Die „Blue Notes“ aus Zell haben am Rande des Haslacher Wochenmarkts gesungen. Foto: Heppner

Mit Ausstellungen, einer Info-Veranstaltung am Rande des Wochenmarkts und einem interreligiösen Friedensgebet war am Wochenende einiges geboten. Beim Gebet ließ sich die Vielfalt der Haslacher Glaubensgemeinschaften live erleben.

Mit zwei sehenswerten Ausstellungen wurde am Freitag die Interkulturelle Woche in Haslach eröffnet. Im Rahmen des BEF-Alpha-Projektes „Bildungsjahr für erwachsene Flüchtlinge“ der Volkshochschule vermitteln Teilnehmer ihren Einblick in das deutsche Arbeitsleben. Sie kommentieren es in Bild und Text.

 

Rozi (20 Jahre) aus dem Irak hat in einer Apotheke sein Praktikum absolviert. Er sah das als wichtige Arbeit und habe viel gelernt.

Mehmet (43 Jahre) stammt aus der Türkei. Für ihn haben die Arbeiter in Deutschland viele Rechte und es gelten die Menschenrechte im Land. In der Türkei seien alle Rechte eingeschränkt.

BIZ-Schüler fotografieren und texten

Schüler aus den Bildungszentren (BIZ) Haslach und Zell haben in beiden Orten ihre neue Umgebung fotografiert und mit Texten versehen. Veronika (13 Jahre) aus der Ukraine findet besonders den Zeller Storchenturm schön, da strahle alles so friedlich. Nika (14 Jahre), ebenfalls aus der Ukraine, ist begeistert vom Haslacher Storchentagsbild im Inneren Graben. „Solche Bilder machen Haslach so kreativ, schön und kunstvoll“, kommentiert er seine Begeisterung. Die Ausstellung unter dem Motto „Erleben“ ist in der Stadtbücherei zu besichtigen.

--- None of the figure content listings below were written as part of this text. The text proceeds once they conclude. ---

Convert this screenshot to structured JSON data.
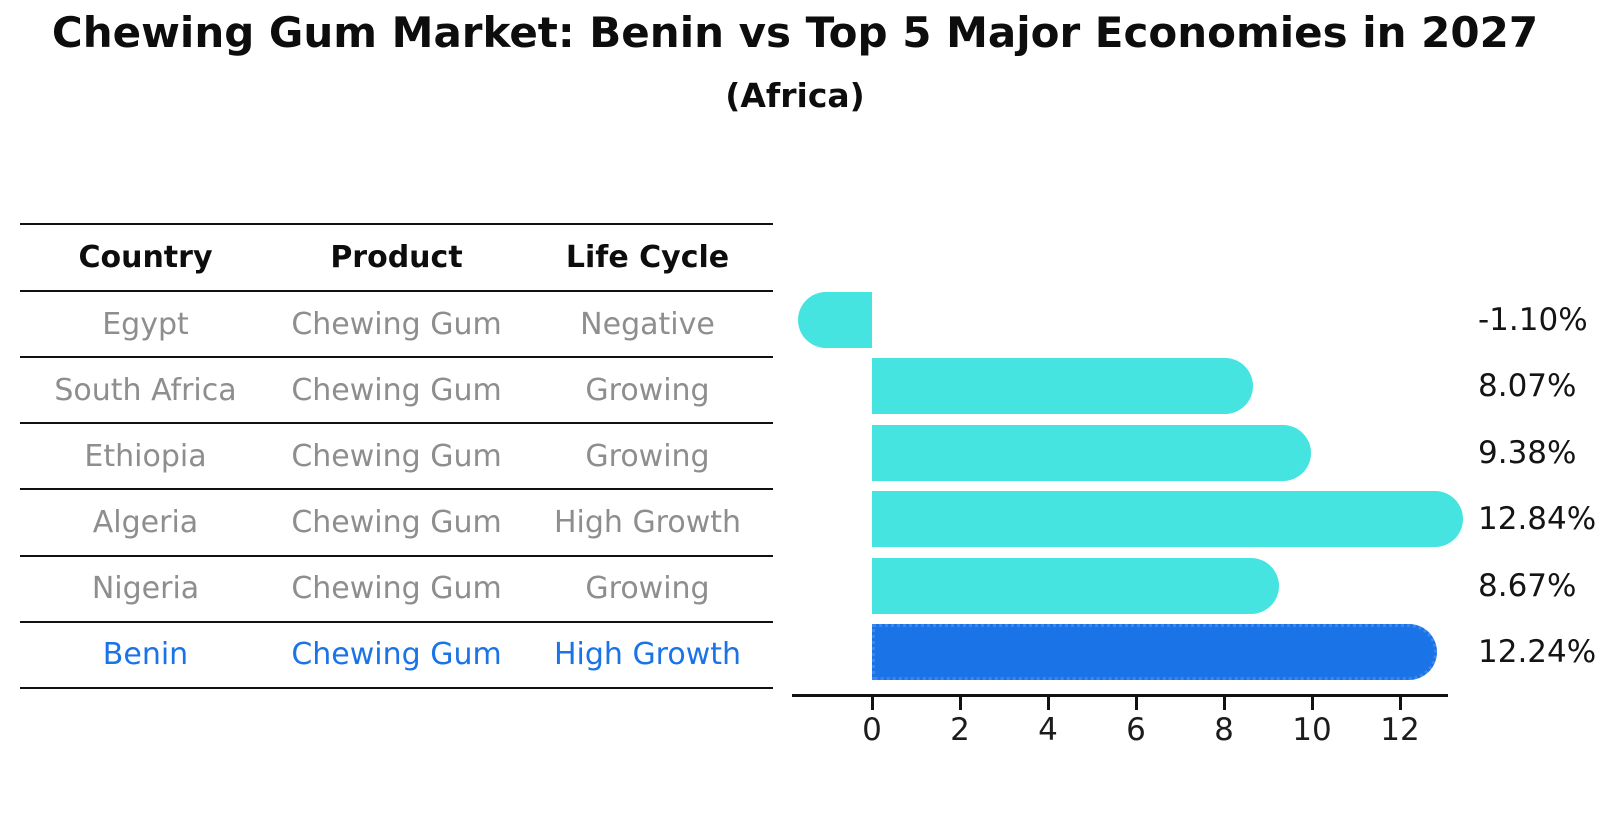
{
  "title": "Chewing Gum Market: Benin vs Top 5 Major Economies in 2027",
  "subtitle": "(Africa)",
  "table": {
    "headers": [
      "Country",
      "Product",
      "Life Cycle"
    ],
    "rows": [
      {
        "country": "Egypt",
        "product": "Chewing Gum",
        "life_cycle": "Negative",
        "highlight": false
      },
      {
        "country": "South Africa",
        "product": "Chewing Gum",
        "life_cycle": "Growing",
        "highlight": false
      },
      {
        "country": "Ethiopia",
        "product": "Chewing Gum",
        "life_cycle": "Growing",
        "highlight": false
      },
      {
        "country": "Algeria",
        "product": "Chewing Gum",
        "life_cycle": "High Growth",
        "highlight": false
      },
      {
        "country": "Nigeria",
        "product": "Chewing Gum",
        "life_cycle": "Growing",
        "highlight": false
      },
      {
        "country": "Benin",
        "product": "Chewing Gum",
        "life_cycle": "High Growth",
        "highlight": true
      }
    ]
  },
  "chart_data": {
    "type": "bar",
    "orientation": "horizontal",
    "categories": [
      "Egypt",
      "South Africa",
      "Ethiopia",
      "Algeria",
      "Nigeria",
      "Benin"
    ],
    "values": [
      -1.1,
      8.07,
      9.38,
      12.84,
      8.67,
      12.24
    ],
    "value_labels": [
      "-1.10%",
      "8.07%",
      "9.38%",
      "12.84%",
      "8.67%",
      "12.24%"
    ],
    "highlight_category": "Benin",
    "x_ticks": [
      0,
      2,
      4,
      6,
      8,
      10,
      12
    ],
    "xlim": [
      -1.8,
      13.1
    ],
    "grid": false,
    "legend": false,
    "bar_color": "#45e4e0",
    "highlight_color": "#1b73e8",
    "label_color": "#141414"
  }
}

Beide Ausstellungen können bis einschließlich Donnerstag, 10. Oktober, zu den üblichen Öffnungszeiten der evangelischen Kirche und der Bücherei besichtigt werden.

Am Samstagvormittag informierten die Organisatorinnen der Interkulturellen Woche, Stefanie Brüschke vom Caritasverband Kinzigtal und Elena Husch als Integrationsbeauftragte der Stadt Haslach, über die einzelnen Veranstaltungen und über den Sinn der Interkulturellen Woche. Einen besonderen Rahmen bot dabei die Gesangsgruppe „Blue Notes“ aus Zell. Zu multireligiösen Friedensgebeten war dann auf Sonntagabend in die Evangelische Kirche eingeladen. Hier konnte man die Vielfalt der Haslacher Glaubensgemeinschaften live erleben und die vielen gemeinsamen Impulse inspirierte so manchen Besucher zum Mitbeten.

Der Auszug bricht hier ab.